Mit bürgerlichen Namen heißt er Fadil Nasal al-Chalayleh. Er ist jordanischer Abstammung und nicht, wie oft behauptet, Kind palästinensischer Flüchtlinge. Bekannt wurde der 39-Jährige vor allem durch seine Grausamkeit. Al-Sarkawi soll es gewesen sein, der, hinter einer Maske versteckt, vor laufender Kamera am 11. Mai 2004 den entführten US-Bürger Nicholas Berg eigenhändig enthauptete. Das Video trug den bezeichnenden Titel „Abu Mussab al-Sarkawi schlachtet einen Amerikaner“.

In den letzten Monaten war es um al-Sarkawi vergleichsweise still geworden. Gerüchte kursierten, er sei von den Aufständischen als Anführer abgesetzt und zum reinen „militärischen“ Kommandanten heruntergestuft worden. Überprüfen lassen sich solche Angaben nicht. Auffällig aber war, dass in der Folge al-Sarkawis aggressive Rhetorik ausblieb.

Der Statthalter von al-Qaida ist unter Iraks Aufständischen umstritten, weil er zum bedingungslosen Kampf gegen die Schiiten aufruft, die im Land die Mehrheit der Bevölkerung stellen. Als Sunnit beschimpft al-Sarkawi die Schiiten als Ungläubige, deren Tötung heilige Pflicht sei. Al-Qaidas Nummer zwei, der Ägypter Aiman al-Sawahiri, sah sich genötigt, den Statthalter im Irak schriftlich zur Ordnung zu rufen – mit der Begründung, dass sich ein effektiver Widerstand gegen die Besatzungsmacht USA gegen die Mehrheit der Bevölkerung kaum organisieren lasse.
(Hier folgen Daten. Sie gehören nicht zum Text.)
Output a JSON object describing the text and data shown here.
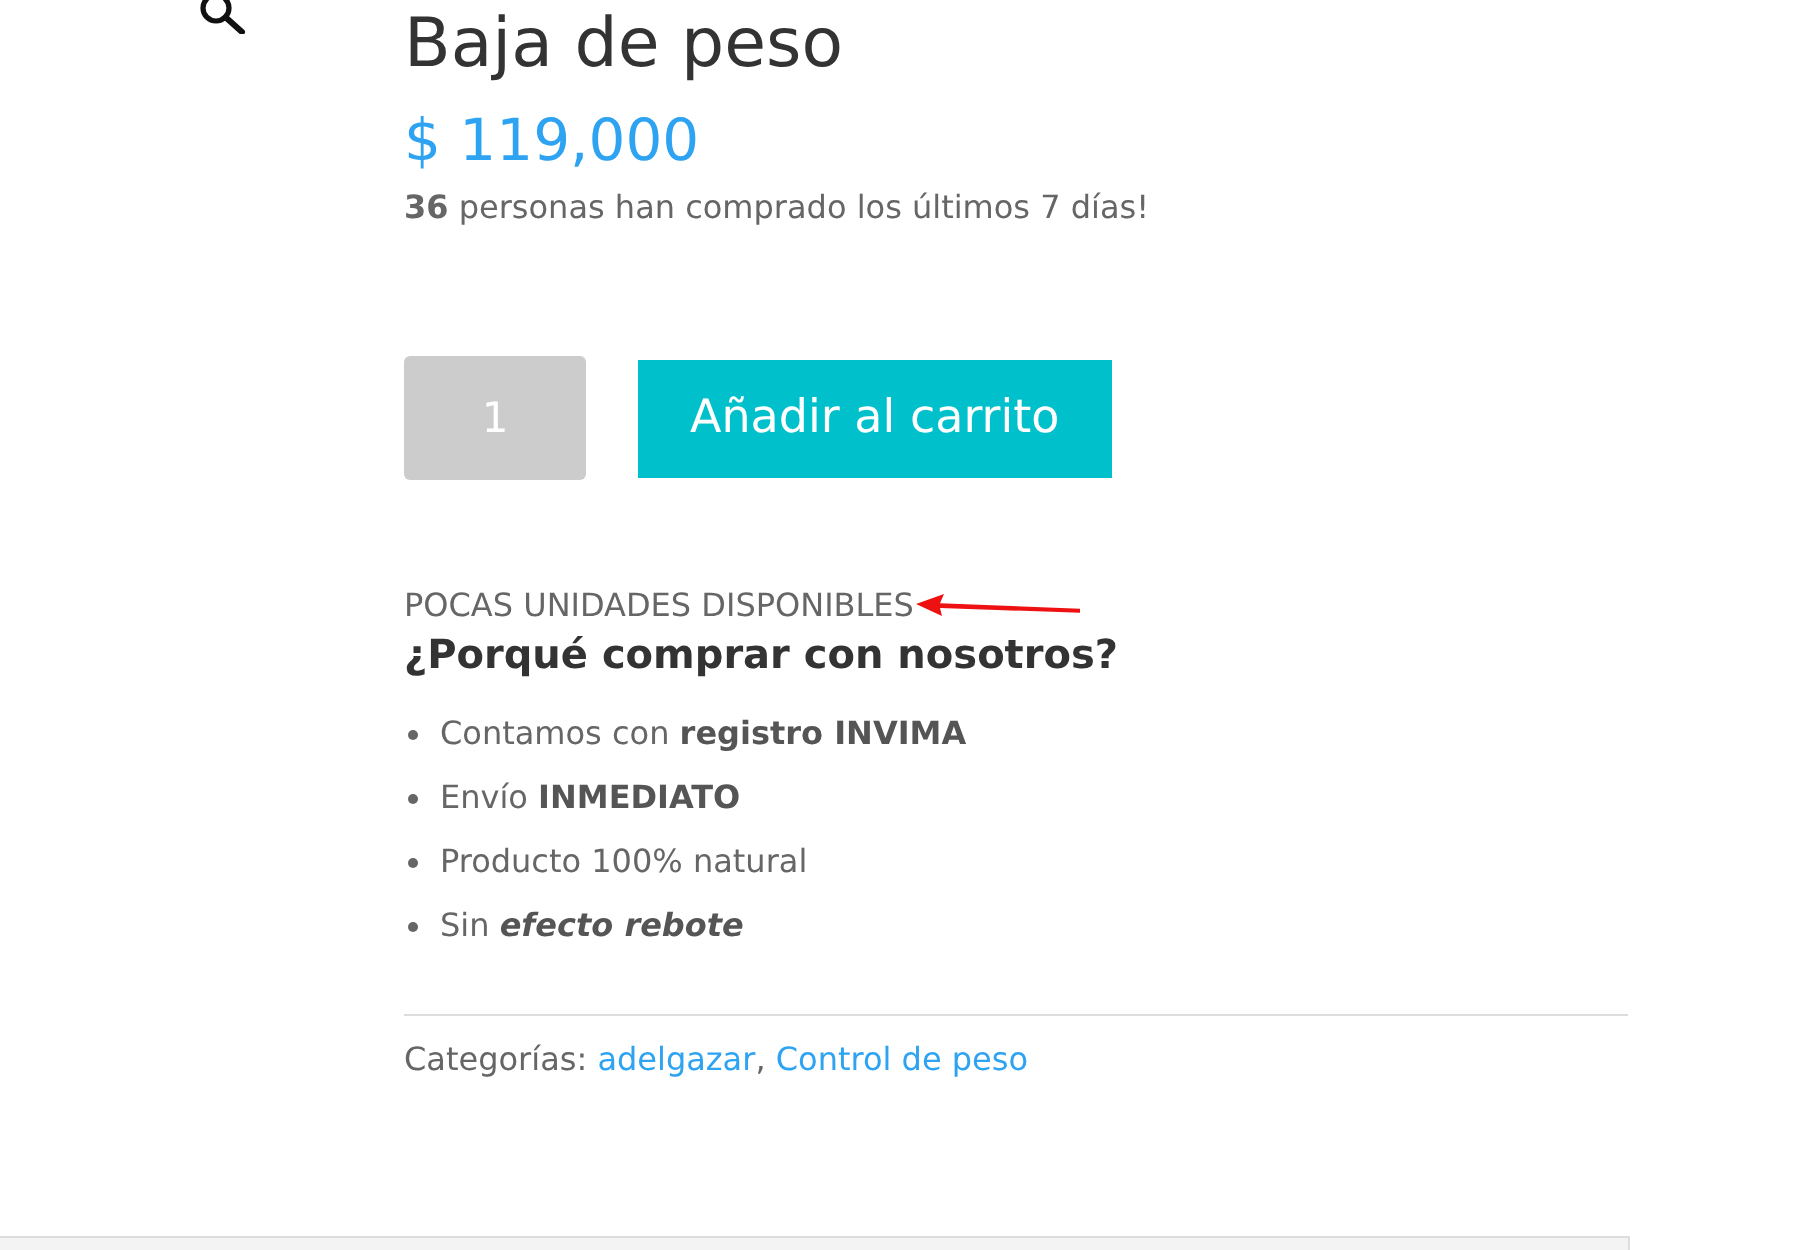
{
  "product": {
    "title": "Baja de peso",
    "price": "$ 119,000",
    "sales_note": "**36** personas han comprado los últimos 7 días!"
  },
  "cart": {
    "quantity": "1",
    "button": "Añadir al carrito"
  },
  "stock_notice": "POCAS UNIDADES DISPONIBLES",
  "benefits": {
    "heading": "¿Porqué comprar con nosotros?",
    "items": [
      "Contamos con **registro INVIMA**",
      "Envío **INMEDIATO**",
      "Producto 100% natural",
      "Sin *efecto rebote*"
    ]
  },
  "categories": {
    "label": "Categorías:",
    "separator": ",",
    "links": [
      "adelgazar",
      "Control de peso"
    ]
  }
}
Al-Sarkawi träumt wie die gesamte Spitze des Terrornetzwerks al-Qaida auch von der Errichtung eines Kalifatstaates, in dem der Kalif als Nachfolger Mohammeds mit der politischen und religiösen Führung der Umma, der muslimischen Gemeinschaft, betraut ist. Konsequenterweise drohte al-Sarkawis Organisation denn auch bei den vorigen Parlamentswahlen all jenen mit dem Tod, die sich an der Wahl beteiligten. Dass Mitte Dezember dennoch drei Viertel der Wahlberechtigten ihre Stimme abgaben, wurde anschließend als Niederlage für die Aufständischen gewertet – und al-Sarkawis Zurückhaltung in den Medien mit einem Bedeutungsverlust seiner Person begründet.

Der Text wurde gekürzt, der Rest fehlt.